ICC Jakarta menyatakan kecaman terhadap tindakan militer AS dan Israel yang memicu konflik hingga mengakibatkan kematian pemimpin tertinggi Iran. Menurut Mujib, Humas ICC Jakarta, tindakan tersebut dianggap sebagai aksi terorisme. Ia menyatakan bahwa pembunuhan terhadap Ayatollah Ali Khamenei adalah bentuk teror yang tidak dapat diterima.
“Yang pertama kita menyatakan kecaman sebenarnya, kecaman karena pembunuhan terhadap syahid Ali Khamenei ini adalah bentuk teror,” ujar Mujib kepada Tribunnews di Jakarta, Senin (2/3/2026).
Ayatollah Ali Khamenei bukan hanya menjadi pemimpin tertinggi di Republik Islam Iran, tetapi juga dianggap sebagai tokoh penting dalam dunia Islam, terutama bagi komunitas Ahlul Bait atau Syiah yang ada di Indonesia. Dengan kematian beliau, tidak hanya warga negara Iran yang merasa sedih, tetapi juga umat Islam Syiah di seluruh dunia.
Mujib turut menyampaikan belasungkawa kepada bangsa Iran yang telah kehilangan pemimpin tertingginya. Meskipun saat ini ICC Jakarta belum merencanakan aksi solidaritas khusus atas wafatnya Ali Khamenei, namun di setiap Ramadan terdapat aksi solidaritas untuk Palestina. Ada kemungkinan momen tersebut juga dimanfaatkan untuk menggelar aksi solidaritas atas wafatnya Ali Khamenei.
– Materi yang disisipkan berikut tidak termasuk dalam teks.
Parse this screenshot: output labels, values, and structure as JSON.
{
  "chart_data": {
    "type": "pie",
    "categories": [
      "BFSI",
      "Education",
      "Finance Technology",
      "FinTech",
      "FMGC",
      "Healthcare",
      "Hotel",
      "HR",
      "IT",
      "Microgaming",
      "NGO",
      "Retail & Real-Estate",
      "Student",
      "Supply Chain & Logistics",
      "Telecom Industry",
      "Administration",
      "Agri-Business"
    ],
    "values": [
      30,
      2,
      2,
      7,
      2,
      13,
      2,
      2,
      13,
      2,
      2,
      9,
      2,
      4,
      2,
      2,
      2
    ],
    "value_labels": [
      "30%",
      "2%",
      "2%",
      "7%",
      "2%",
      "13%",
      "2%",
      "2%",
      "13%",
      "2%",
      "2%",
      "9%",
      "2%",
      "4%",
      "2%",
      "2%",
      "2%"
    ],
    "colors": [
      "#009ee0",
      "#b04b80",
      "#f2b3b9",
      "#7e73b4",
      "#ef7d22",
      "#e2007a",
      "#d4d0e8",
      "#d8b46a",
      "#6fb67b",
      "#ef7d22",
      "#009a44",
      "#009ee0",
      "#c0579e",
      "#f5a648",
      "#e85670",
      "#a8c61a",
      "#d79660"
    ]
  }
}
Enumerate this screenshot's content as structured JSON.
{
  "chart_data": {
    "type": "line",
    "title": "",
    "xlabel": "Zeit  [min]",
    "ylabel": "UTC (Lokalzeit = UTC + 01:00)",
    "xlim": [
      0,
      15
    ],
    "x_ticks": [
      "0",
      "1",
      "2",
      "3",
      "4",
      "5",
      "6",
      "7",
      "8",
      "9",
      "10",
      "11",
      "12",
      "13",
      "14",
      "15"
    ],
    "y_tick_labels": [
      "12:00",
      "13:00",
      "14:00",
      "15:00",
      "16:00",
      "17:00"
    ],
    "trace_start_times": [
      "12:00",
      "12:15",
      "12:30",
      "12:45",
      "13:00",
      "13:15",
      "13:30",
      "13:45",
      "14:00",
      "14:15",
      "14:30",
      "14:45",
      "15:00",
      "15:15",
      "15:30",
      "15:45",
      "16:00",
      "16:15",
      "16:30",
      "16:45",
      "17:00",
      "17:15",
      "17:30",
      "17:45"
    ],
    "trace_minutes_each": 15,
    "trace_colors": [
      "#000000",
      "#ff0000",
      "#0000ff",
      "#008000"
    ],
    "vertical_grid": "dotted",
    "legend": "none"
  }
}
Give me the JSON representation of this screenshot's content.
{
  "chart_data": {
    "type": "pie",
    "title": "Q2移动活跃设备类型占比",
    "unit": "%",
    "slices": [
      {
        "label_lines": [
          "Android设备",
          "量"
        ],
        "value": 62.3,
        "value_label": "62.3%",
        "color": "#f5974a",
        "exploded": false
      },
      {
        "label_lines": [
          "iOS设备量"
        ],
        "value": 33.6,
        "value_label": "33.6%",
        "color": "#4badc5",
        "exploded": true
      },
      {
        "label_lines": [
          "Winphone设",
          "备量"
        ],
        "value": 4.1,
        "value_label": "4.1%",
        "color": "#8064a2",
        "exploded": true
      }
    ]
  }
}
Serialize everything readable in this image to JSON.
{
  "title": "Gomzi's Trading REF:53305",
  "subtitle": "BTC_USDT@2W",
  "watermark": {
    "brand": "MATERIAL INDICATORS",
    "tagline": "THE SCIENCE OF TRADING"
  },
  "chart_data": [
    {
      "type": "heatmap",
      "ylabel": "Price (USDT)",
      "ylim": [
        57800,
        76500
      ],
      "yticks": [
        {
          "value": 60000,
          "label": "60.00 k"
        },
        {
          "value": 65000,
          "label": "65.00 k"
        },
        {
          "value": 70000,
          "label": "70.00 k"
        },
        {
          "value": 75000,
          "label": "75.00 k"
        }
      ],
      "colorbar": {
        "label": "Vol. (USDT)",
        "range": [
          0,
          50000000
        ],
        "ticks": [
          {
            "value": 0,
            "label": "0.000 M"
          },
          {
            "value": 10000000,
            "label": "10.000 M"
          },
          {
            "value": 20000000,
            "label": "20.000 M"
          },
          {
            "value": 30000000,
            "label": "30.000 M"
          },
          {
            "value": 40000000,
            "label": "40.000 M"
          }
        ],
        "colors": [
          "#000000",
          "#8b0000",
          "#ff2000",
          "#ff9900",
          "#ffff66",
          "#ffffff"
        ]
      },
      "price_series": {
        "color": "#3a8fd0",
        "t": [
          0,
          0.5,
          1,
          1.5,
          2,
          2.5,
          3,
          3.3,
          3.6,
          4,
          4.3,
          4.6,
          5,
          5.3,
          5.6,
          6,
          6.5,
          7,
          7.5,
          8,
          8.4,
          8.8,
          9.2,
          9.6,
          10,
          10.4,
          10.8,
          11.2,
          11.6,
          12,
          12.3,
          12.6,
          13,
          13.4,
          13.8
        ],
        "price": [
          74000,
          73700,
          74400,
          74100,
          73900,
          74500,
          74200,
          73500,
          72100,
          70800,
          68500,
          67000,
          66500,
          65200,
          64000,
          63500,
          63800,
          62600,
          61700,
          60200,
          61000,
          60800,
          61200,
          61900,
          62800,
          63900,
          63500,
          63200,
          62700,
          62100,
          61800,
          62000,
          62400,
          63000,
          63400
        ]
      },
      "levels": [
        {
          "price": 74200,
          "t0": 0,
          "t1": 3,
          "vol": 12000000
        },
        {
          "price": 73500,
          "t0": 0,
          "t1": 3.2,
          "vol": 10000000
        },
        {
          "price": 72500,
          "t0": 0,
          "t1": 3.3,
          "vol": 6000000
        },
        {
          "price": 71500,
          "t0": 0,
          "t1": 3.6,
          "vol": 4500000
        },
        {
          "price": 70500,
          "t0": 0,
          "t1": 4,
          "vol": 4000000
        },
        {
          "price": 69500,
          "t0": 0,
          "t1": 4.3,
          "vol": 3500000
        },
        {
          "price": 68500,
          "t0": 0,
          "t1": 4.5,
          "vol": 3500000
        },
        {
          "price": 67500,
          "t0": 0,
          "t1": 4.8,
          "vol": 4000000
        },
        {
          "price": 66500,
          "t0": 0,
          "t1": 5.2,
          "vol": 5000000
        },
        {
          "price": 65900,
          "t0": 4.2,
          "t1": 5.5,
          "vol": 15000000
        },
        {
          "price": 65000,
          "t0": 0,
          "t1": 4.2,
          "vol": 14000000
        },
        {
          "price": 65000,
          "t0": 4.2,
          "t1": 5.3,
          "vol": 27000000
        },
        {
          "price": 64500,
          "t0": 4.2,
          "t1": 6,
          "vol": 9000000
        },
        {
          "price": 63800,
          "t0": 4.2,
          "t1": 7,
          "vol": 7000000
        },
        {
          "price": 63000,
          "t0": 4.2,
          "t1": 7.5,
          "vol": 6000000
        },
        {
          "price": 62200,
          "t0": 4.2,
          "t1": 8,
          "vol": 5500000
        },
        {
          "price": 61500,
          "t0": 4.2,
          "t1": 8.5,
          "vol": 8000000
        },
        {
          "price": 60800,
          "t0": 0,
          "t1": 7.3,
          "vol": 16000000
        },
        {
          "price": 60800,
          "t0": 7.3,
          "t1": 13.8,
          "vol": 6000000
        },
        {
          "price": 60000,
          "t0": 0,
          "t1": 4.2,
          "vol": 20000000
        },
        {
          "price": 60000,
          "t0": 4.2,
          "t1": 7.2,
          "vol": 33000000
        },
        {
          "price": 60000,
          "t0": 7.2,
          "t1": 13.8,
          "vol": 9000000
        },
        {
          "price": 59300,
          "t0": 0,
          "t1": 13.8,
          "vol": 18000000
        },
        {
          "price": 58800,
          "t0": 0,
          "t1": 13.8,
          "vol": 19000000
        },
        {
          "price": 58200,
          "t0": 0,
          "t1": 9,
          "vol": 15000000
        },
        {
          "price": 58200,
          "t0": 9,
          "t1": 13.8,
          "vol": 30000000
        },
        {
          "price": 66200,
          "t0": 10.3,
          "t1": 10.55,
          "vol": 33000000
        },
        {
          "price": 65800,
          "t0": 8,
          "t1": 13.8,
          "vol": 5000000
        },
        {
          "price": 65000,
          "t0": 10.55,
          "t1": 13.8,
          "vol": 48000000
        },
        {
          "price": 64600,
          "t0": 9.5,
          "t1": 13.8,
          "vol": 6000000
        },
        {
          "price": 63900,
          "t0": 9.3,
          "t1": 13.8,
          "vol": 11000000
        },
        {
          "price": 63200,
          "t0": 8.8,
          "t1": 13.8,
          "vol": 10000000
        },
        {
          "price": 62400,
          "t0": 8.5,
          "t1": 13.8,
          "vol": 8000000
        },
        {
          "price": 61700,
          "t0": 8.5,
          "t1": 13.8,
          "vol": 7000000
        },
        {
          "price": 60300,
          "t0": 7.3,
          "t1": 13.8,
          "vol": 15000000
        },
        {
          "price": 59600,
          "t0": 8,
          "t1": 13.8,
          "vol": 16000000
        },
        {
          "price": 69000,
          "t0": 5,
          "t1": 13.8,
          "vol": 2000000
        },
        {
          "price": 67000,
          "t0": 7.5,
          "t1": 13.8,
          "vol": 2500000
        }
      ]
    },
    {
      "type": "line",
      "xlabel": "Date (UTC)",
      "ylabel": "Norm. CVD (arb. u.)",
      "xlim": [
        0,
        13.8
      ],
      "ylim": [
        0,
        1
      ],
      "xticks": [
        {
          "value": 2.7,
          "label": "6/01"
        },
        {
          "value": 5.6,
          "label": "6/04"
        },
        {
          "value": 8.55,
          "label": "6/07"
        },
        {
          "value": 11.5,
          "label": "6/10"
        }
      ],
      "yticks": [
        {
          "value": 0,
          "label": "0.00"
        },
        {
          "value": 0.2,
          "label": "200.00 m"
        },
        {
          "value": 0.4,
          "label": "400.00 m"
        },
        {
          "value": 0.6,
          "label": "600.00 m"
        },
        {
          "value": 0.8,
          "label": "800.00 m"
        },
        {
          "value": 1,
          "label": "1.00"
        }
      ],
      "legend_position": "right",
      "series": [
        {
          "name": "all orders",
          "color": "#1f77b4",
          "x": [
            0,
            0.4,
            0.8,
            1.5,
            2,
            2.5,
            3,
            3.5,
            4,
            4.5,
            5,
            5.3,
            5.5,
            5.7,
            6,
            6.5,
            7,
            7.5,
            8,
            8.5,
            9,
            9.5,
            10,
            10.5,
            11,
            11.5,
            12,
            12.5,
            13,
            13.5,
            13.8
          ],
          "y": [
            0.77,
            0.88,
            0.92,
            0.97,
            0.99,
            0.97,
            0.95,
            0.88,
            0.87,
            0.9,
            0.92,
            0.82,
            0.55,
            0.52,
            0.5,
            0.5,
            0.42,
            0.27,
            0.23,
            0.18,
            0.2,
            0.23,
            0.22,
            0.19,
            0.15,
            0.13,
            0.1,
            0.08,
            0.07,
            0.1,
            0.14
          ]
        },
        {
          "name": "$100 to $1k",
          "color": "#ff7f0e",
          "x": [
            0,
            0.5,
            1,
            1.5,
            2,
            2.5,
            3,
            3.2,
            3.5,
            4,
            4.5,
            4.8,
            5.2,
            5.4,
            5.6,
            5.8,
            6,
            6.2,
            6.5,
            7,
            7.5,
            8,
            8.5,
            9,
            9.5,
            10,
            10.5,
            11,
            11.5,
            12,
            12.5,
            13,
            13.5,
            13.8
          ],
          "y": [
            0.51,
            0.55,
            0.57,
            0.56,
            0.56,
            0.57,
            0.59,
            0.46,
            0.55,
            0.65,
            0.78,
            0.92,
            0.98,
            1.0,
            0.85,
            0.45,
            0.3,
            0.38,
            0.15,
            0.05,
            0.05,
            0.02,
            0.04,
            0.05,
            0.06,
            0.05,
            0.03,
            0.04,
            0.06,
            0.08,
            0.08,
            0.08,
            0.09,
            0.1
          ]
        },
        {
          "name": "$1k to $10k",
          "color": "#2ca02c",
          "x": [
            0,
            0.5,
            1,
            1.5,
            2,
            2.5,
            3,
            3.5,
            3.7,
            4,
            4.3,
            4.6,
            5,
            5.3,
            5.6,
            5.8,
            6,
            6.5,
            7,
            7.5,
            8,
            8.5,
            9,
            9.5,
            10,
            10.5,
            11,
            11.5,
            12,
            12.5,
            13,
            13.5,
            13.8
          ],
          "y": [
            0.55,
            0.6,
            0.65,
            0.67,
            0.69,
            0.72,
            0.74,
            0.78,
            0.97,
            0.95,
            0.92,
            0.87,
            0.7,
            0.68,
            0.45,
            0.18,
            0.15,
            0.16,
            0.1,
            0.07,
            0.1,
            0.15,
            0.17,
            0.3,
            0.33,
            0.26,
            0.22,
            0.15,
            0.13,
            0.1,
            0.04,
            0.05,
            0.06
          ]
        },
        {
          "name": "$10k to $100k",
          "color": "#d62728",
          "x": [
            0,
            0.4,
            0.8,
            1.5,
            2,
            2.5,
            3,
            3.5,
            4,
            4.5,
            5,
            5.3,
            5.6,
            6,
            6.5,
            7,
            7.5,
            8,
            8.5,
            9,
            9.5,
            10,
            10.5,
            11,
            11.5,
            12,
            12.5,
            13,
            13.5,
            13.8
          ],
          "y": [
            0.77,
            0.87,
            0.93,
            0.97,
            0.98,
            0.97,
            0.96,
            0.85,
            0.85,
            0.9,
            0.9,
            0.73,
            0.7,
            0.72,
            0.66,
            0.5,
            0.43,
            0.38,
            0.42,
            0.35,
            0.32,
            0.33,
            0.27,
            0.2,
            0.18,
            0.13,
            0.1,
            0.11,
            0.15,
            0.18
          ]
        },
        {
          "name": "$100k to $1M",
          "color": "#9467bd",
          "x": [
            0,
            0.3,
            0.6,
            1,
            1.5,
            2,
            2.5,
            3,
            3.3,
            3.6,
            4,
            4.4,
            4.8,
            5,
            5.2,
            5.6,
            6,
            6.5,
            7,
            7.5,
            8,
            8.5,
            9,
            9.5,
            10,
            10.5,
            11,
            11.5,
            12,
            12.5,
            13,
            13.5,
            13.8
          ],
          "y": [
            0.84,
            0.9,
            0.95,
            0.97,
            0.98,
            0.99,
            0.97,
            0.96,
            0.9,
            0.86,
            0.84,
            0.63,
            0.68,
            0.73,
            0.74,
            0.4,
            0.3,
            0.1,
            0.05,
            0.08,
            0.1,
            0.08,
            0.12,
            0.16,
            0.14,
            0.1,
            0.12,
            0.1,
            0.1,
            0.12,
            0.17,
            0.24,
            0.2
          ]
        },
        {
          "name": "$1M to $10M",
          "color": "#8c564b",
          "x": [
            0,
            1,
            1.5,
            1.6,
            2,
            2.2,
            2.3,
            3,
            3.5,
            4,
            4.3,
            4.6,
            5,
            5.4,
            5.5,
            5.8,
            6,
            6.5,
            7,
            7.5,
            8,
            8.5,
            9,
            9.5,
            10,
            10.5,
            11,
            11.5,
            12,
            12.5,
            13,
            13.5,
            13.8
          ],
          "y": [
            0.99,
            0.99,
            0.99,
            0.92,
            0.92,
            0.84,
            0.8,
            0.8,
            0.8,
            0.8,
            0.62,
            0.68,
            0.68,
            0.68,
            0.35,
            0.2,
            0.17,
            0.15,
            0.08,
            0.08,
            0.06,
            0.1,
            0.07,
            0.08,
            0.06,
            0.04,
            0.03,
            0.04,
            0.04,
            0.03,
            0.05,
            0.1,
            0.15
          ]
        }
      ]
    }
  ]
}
“Kita menyatakan bahwa segala bentuk terorisme yang terjadi atas nama apapun kepada sebuah entitas negara atau bangsa, itu adalah sebuah kejahatan ya yang wajib kita kutuk,” jelas Mujib.
Kondisi di Area Islamic Cultural Center Jakarta
Sementara itu, pantauan Tribunnews di area ICC yang berlokasi di Jalan Buncit Raya, Pejaten, Pasar Minggu, Jakarta Selatan, pada sore hari tampak sepi. Mujib mengungkapkan bahwa para ulama saat ini berada di Kedutaan Besar Iran untuk Indonesia. Namun, menjelang waktu berbuka puasa, Masjid ICC tampak ramai oleh jemaah yang beribadah.
Di dalam masjid, terpampang foto besar Ayatollah Ali Khamenei di sisi kiri dekat mimbar. Mereka terlihat khusyuk beribadah, kemudian berbuka puasa bersama. Setelah salat tarawih, rencananya akan digelar pengajian tahlilan untuk Ali Khamenei.
Pengajian Tahlilan untuk Ayatollah Ali Khamenei
Pengajian tahlilan ini akan menjadi momen penting bagi umat Islam Syiah di Indonesia, khususnya di Jakarta. Melalui acara ini, para jemaah akan berdoa dan mengingat kembali perjuangan serta kepemimpinan Ayatollah Ali Khamenei. Hal ini juga menjadi bentuk penghormatan terhadap sosok yang dianggap sebagai imam besar oleh banyak umat Muslim.